Линда бросила на него уничтожающий взгляд. Сам-то он не был ни вежливым, ни выдержанным. Одевался ужасно или вообще ходил полуголым. Становилось все жарче, и она боялась, что он в любой момент может стянуть с себя свою ужасную рубаху с кувыркающимися мартышками.

Единственной совершенной вещью в Грэге было то, что он говорил и делал совершенно ужасные вещи.

Ей стало интересно, что бы произошло, если бы тогда вместо Фрэнка он, как ураган, ворвался бы в ее жизнь. Эта мысль так захватила и взволновала ее, что она постаралась поскорей избавиться от нее.

— Да, он был слишком хорошим, — защищаясь, повторила она. — И я была не единственной, кто так считал. Он тоже почитал себя верхом совершенства, перед которым трудно устоять. И чтобы доказать себе это, стал заводить романы.

— Почему? Казалось бы, вы должны были… устраивать его. Зачем ему было обманывать вас? Должно быть, он не настолько был уверен в себе, как казалось.

— Да, он не был уверен в себе. Все началось, когда он узнал, что должен появиться Томми. Отцовство пугало его. Ему казалось, что ребенок будет занимать много времени и что жизнь пройдет мимо.

Грэг зевнул.

— Господи, как я ненавижу таких парней. И зачем они только женятся? Пожалуй, я разденусь — здесь так печет.

Как она и боялась, он снял рубашку и швырнул ее на спинку своего шезлонга. Затем изогнулся, хлопнул себя по голому животу и с удовлетворением вздохнул. Солнечный свет, проникавший сквозь решетку беседки, нарисовал затейливые узоры на его груди.

Он закинул руки за голову и прикрыл глаза, как если бы тема разговора ему наскучила.

— Не тратьте время на своего покойного, но неоплаканного мужа. Бадави должен думать, что вы были счастливы с ним, а не на грани развода.

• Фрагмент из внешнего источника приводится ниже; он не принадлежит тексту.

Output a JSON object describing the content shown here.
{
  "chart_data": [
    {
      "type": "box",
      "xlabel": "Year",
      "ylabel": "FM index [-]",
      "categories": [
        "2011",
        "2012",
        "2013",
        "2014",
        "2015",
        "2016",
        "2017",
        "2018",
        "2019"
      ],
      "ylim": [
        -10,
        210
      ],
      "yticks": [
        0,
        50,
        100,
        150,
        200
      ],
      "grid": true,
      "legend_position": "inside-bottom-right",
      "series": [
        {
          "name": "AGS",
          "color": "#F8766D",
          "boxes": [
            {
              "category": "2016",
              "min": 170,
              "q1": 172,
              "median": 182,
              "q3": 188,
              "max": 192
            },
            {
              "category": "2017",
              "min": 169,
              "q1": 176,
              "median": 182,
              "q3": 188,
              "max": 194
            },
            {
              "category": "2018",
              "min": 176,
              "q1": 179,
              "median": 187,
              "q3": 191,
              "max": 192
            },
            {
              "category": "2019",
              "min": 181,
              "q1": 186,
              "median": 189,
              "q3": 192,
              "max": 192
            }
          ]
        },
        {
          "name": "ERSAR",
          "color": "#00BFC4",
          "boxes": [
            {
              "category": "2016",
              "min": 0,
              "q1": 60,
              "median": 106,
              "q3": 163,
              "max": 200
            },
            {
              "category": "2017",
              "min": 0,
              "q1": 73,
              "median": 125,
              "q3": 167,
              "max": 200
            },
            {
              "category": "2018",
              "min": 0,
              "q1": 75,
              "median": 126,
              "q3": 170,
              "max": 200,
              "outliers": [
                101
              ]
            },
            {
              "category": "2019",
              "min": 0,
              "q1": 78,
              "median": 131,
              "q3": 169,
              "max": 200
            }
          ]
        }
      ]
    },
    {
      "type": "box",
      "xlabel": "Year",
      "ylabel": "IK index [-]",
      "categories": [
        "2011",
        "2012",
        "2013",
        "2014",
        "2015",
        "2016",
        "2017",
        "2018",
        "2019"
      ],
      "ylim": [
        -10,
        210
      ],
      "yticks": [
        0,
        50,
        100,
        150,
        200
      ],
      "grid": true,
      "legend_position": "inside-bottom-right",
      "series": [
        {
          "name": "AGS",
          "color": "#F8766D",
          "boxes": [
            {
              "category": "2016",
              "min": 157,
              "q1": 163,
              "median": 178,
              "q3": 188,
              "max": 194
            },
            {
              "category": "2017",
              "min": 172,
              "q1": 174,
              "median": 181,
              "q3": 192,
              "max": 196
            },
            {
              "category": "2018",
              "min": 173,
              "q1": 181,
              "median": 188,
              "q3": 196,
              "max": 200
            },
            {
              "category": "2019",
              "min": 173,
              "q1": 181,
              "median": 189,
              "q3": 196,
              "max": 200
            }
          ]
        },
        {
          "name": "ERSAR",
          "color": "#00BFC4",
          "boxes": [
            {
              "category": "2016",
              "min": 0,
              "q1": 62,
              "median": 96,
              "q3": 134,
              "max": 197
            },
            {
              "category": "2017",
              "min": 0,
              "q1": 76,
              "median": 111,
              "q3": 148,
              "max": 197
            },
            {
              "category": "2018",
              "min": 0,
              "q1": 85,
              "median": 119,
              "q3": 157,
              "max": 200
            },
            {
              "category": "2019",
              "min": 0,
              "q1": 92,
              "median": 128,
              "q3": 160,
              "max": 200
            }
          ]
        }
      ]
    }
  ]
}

Линда поймала себя на том, что не может оторвать глаз от красивых очертаний его лица. Ветер с океана растрепал его волосы, и одна прядь упала ему на лоб. Сейчас, когда глаза его были закрыты, она могла наконец разглядеть его черты. У него были острые скулы и орлиный нос. Линия рта выражала сочетание чувственности, и цинизма, и чего-то еще, не поддающегося разгадке.

Она все еще помнила ощущение его горячих и уверенных губ на своих. Его поцелуй был долгим, проникающим прямо ей в сердце. От этого воспоминания на нее напала приятная истома, как если бы дневная жара опьянила ее. Вид его большого сильного тела вызывал в ней непозволительные мысли и желания.

Он испугал ее, заговорив не открывая глаз:

— А сейчас бы вы развелись с ним?

Охватившее ее чувство вины заставило ее быстро отвернуться. Она не знала ответа. Трагическая смерть мужа так потрясла ее, что она жалела даже о самой мысли о разводе.

— Не знаю, — ответила она. — Его гибель… все так… осложнила…

— Опять осложнения, — тихим, грубоватым голосом сказал он и лениво пропел:

— «Ничего не осталось, кроме осложнений, Никаких бесед, кроме обвинений, А ведь когда-то была любовь, Милая, что же случилось с ней?»

Линда горько усмехнулась.

— Я помню эту песню. Я ее «прожила».

— Какое совпадение. Это я написал ее.

— Вы?

Он потянулся и снова зевнул.

— Да. О'кей, давайте продолжим… Вы перестали работать на фирме, когда забеременели, и стали свободным художником. Сын родился восемнадцатого сентября, в четверг ночью. Ваш любимый цвет зеленый, любимая еда — лазанья.